Friday, March 16, 2012

Broadcasting live from Queasy Square...

I’m not doing much this week. Well, a few things...I’ve loaded a laundry basket full of Jeff’s clothes, gathered hangers, toiletries and picture hangers, prepared a small photo album, and designated a comfortable IKEA chair as the one which will initially occupy a little of the space in Jeff’s room at Sunrise.

Jeff just asked me if I’d like to go back into broadcasting. Thinking of how to answer...”I’m not sure I’d like broadcasting,” I say. “I guess I wouldn’t mind working behind the camera.” What I don’t say is “Who do you think I am today?”

Soon I will pause, mid-paragraph, and follow him down the street again. Today, he is identifying every house in our neighborhood as being either “the old WBAL weather-station,” or “the new WBAL weather-station.”

There was a lot of paperwork. I’m pretty good at paperwork and convening the necessary documents. My accountant always thanks me for being organized. My contact, Kim, at Sunrise also seemed surprised that I got everything together so efficiently. I rarely feel either efficient or organized. I think I’m just apt to latch onto tasks as distractions.

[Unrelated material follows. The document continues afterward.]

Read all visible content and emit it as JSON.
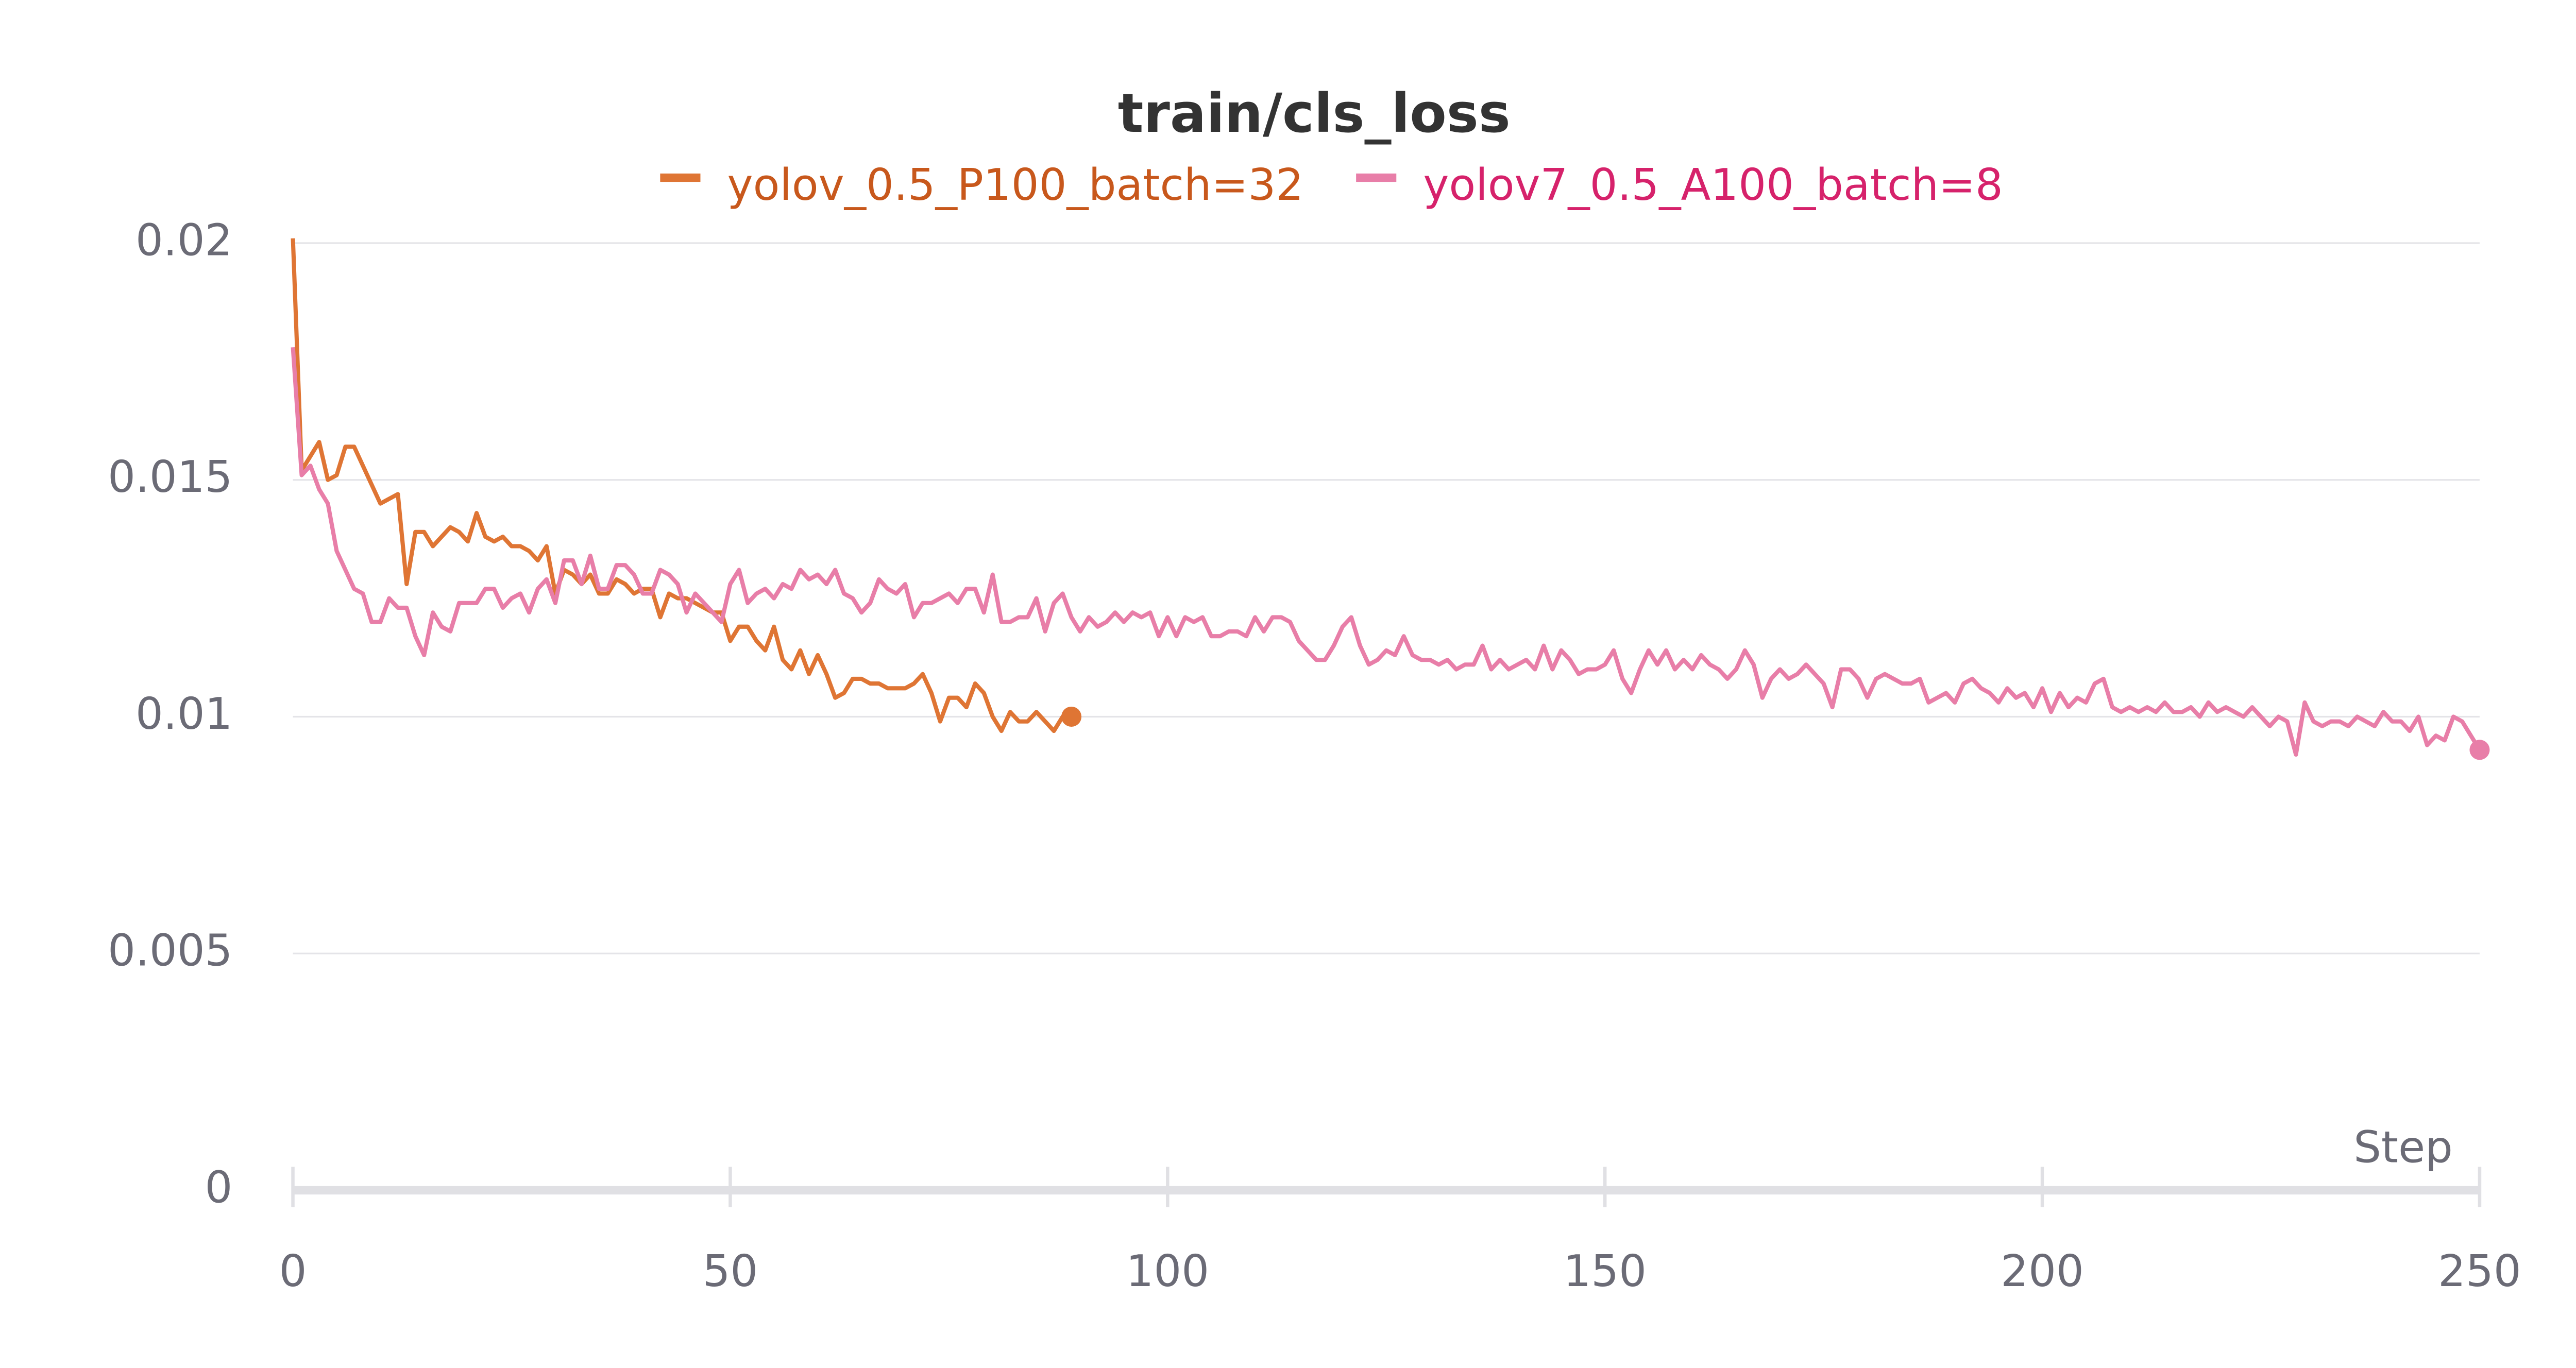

Sunrise is 2 minutes from my house. 10 minutes if I walk. I can be there often. I can provide context even if I’m a broadcaster. Everyone from my Alzheimer Spouse cohorts to the move-in staff at Sunrise tells me that this will be more difficult for me than it is for Jeff. I don’t care how difficult it is for me. I’m used to difficult. Mainly I don’t want to bring him any distress. But if he stays here and I completely lose my equanimity (and it has threatened to depart many times recently,) I will be of no use.

Thursday, March 08, 2012

Otterbein

Most of my yesterday was spent on guard, trotting outside as necessary to walk with Jeff as he strode purposefully down the street, on a hunt for the “New Otterbein Street.” The house Jeff built from the ground up, and which we lived in for our first two years of marriage (as he completed it around us...a theme was to recur in our lives,) was on Otterbein St, in Baltimore. But I can’t tell you precisely what this “New Otterbein” was meant to be, and I’m sure that even in his head it was little more than a waking dream, believable to him, but connected to reality only by the most tangential of threads. I can tell you that there was, apparently, a sign in virtually every yard we passed telling him that this one was the “Old Otterbein.” A distracting dish of ice cream bought me a few minutes, but mostly, yesterday, I stood guard.

I could tell it was destined to be a tricky day when he first asked me about Otterbein Street, and I told him that Gordon still owned it. “Which Gordon?” he asked. Which Gordon? This would be his brother and business partner to whom we sold the house at Otterbein (which was serving as a rental at the time,) when Jeff’s powers began to fail.

2012, the year of change. Maybe that’s all the Mayans meant. That 2012 would be the year Jeff lost any grip on reality or the ability to be remotely re-oriented to the world as we know it. Fortunately, I am able to find life funny, ridiculous, and sad all at the same time as I remind myself how much, in 2011, I was wishing for an end to the “doldrums.” So, okay...thanks? I believe I will have to be buying my way back into life soon. I hope Jeff will adapt.

Sunday, March 04, 2012

I will say though...

...as each day comes and goes, it feels less premature.